Europarat Schwere Missstände in Frankreichs Gefängnissen

"Unmenschlich", "entwürdigend" - der Europarat prangert die Behandlung von Gefangenen in Frankreichs Haftanstalten an. Trotz früherer Kritik haben sich die Zustände offenbar nicht verbessert: Teilweise werden Häftlinge nackt ans Bett gebunden.

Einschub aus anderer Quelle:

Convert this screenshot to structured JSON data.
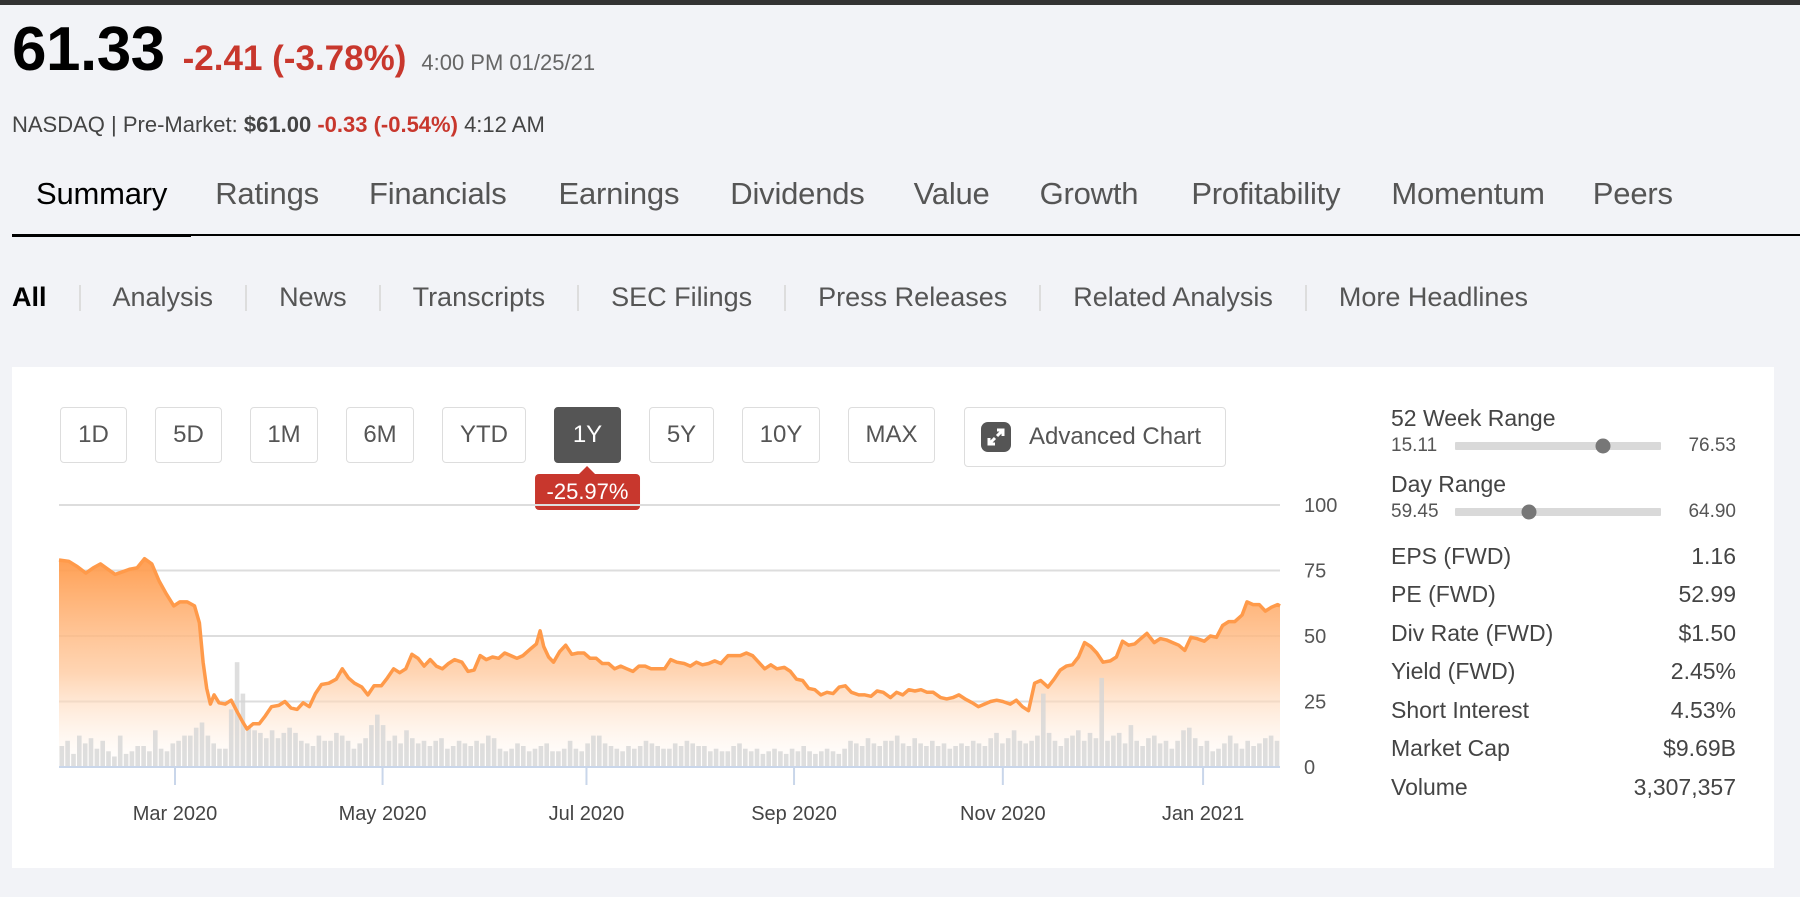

Hamburg - Viele Haftanstalten sind chronisch überbelegt, was darauf zurückzuführen ist, dass immer mehr Menschen zu immer längeren Strafen verurteilt würden, befand das Anti-Folter-Komitee des Europarates in einem am Montagabend in Straßburg veröffentlichten Bericht. Der Ausschuss prangerte vor allem eine "unmenschliche und entwürdigende Behandlung" von kranken Häftlingen in Isolationszellen an.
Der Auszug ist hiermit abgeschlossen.